Une première vague de 10 entreprises publiques
Selon un communiqué du Conseil des ministres, dix entreprises publiques seront introduites en Bourse d’ici mi-avril 2026. Cette opération marque la première phase d’un programme de cotation progressive des actifs détenus par l’État.
Une deuxième vague de dix entreprises supplémentaires est également prévue d’ici la fin du mois d’avril, confirmant un calendrier accéléré de mise en œuvre.
Une stratégie de restructuration du secteur public
Le programme est piloté par le Premier ministre Mostafa Madbouly, qui supervise la restructuration des entreprises publiques et leur ouverture partielle au marché.
L’objectif affiché est double :
- améliorer la transparence et la gouvernance des entreprises publiques
- renforcer l’attractivité de l’économie égyptienne auprès des investisseurs
Les autorités prévoient également le transfert de 40 entreprises supplémentaires vers le fonds souverain égyptien, dans le cadre d’une réorganisation plus large du portefeuille public.

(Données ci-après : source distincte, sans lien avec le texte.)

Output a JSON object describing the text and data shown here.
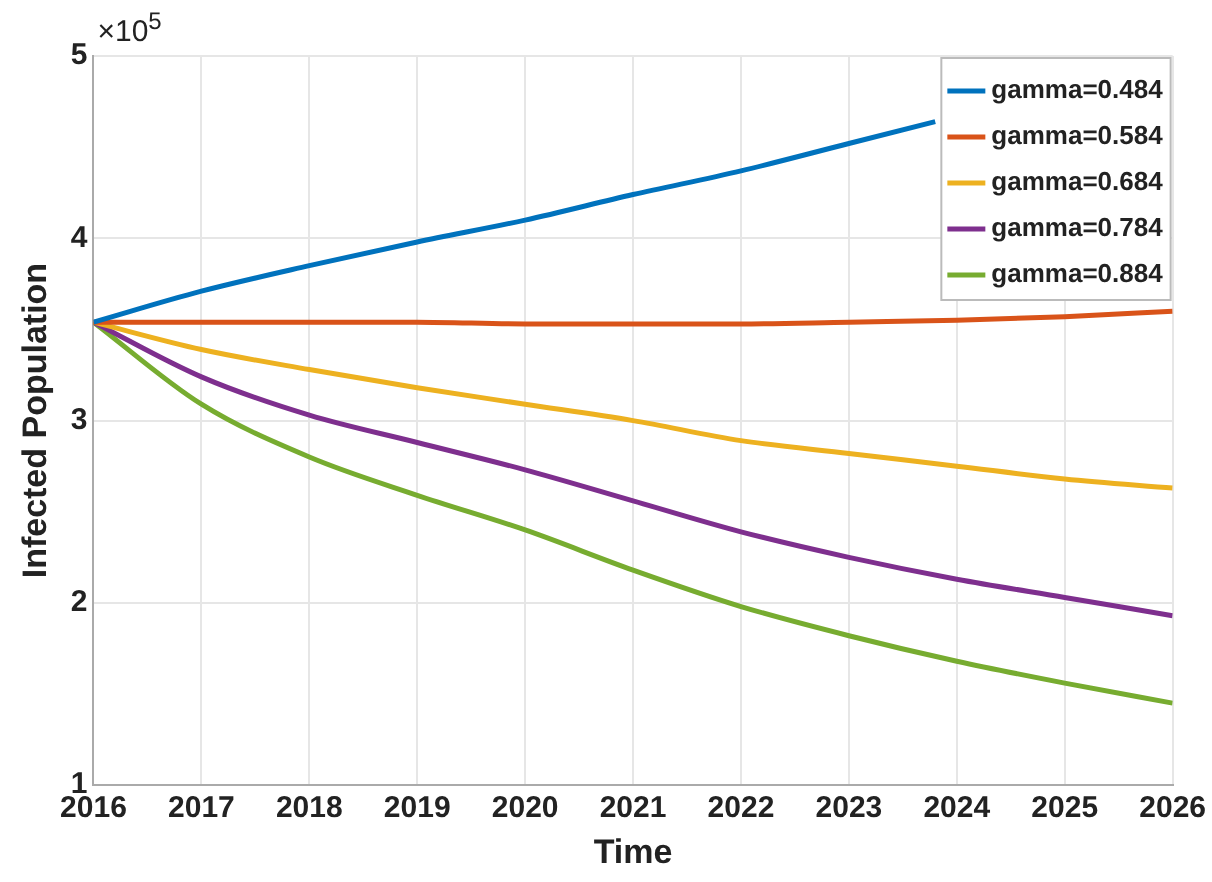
{
  "chart_data": {
    "type": "line",
    "xlabel": "Time",
    "ylabel": "Infected Population",
    "annotations": [
      "×10$^{5}$"
    ],
    "xlim": [
      2016,
      2026
    ],
    "xticks": [
      2016,
      2017,
      2018,
      2019,
      2020,
      2021,
      2022,
      2023,
      2024,
      2025,
      2026
    ],
    "ylim": [
      1,
      5
    ],
    "yticks": [
      1,
      2,
      3,
      4,
      5
    ],
    "grid": true,
    "legend": "top right",
    "marker": "none",
    "line_style": "solid",
    "series": [
      {
        "name": "gamma=0.484",
        "color": "#0072bd",
        "x": [
          2016,
          2017,
          2018,
          2019,
          2020,
          2021,
          2022,
          2023,
          2023.8
        ],
        "values": [
          3.54,
          3.71,
          3.85,
          3.98,
          4.1,
          4.24,
          4.37,
          4.52,
          4.64
        ]
      },
      {
        "name": "gamma=0.584",
        "color": "#d95319",
        "x": [
          2016,
          2017,
          2018,
          2019,
          2020,
          2021,
          2022,
          2023,
          2024,
          2025,
          2026
        ],
        "values": [
          3.54,
          3.54,
          3.54,
          3.54,
          3.53,
          3.53,
          3.53,
          3.54,
          3.55,
          3.57,
          3.6
        ]
      },
      {
        "name": "gamma=0.684",
        "color": "#edb120",
        "x": [
          2016,
          2017,
          2018,
          2019,
          2020,
          2021,
          2022,
          2023,
          2024,
          2025,
          2026
        ],
        "values": [
          3.54,
          3.39,
          3.28,
          3.18,
          3.09,
          3.0,
          2.89,
          2.82,
          2.75,
          2.68,
          2.63
        ]
      },
      {
        "name": "gamma=0.784",
        "color": "#7e2f8e",
        "x": [
          2016,
          2017,
          2018,
          2019,
          2020,
          2021,
          2022,
          2023,
          2024,
          2025,
          2026
        ],
        "values": [
          3.54,
          3.24,
          3.03,
          2.88,
          2.73,
          2.56,
          2.39,
          2.25,
          2.13,
          2.03,
          1.93
        ]
      },
      {
        "name": "gamma=0.884",
        "color": "#77ac30",
        "x": [
          2016,
          2017,
          2018,
          2019,
          2020,
          2021,
          2022,
          2023,
          2024,
          2025,
          2026
        ],
        "values": [
          3.54,
          3.09,
          2.8,
          2.59,
          2.4,
          2.18,
          1.98,
          1.82,
          1.68,
          1.56,
          1.45
        ]
      }
    ]
  }
}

Une évaluation préalable des entreprises
Avant leur introduction, des études de valorisation seront réalisées afin de déterminer la juste valeur des entreprises concernées. Cette étape est jugée essentielle pour sécuriser les opérations et garantir une meilleure lisibilité pour les investisseurs institutionnels et privés.
Un programme soutenu par les partenaires internationaux
Cette accélération intervient dans un contexte de pression des institutions financières internationales, notamment le Fonds monétaire international (FMI), qui appelle à une réduction du rôle de l’État dans l’économie et à une intensification des réformes structurelles.
Le FMI considère que la privatisation partielle constitue un levier essentiel pour améliorer l’efficacité économique et favoriser une croissance durable.
Un programme encore marqué par des retards
Malgré les annonces répétées depuis 2022, le programme d’introduction en Bourse des entreprises publiques égyptiennes a connu plusieurs retards. Relancé en septembre 2025, il entre désormais dans une phase d’accélération destinée à restaurer la confiance des investisseurs.
Un enjeu clé pour les marchés financiers égyptiens
Au-delà de la privatisation, cette opération vise également à renforcer la capitalisation de la Bourse égyptienne et à dynamiser le marché financier local.
Si le calendrier est respecté, cette nouvelle vague d’introductions pourrait marquer un tournant important dans la stratégie économique de l’Égypte, en renforçant le rôle du secteur privé dans la croissance nationale.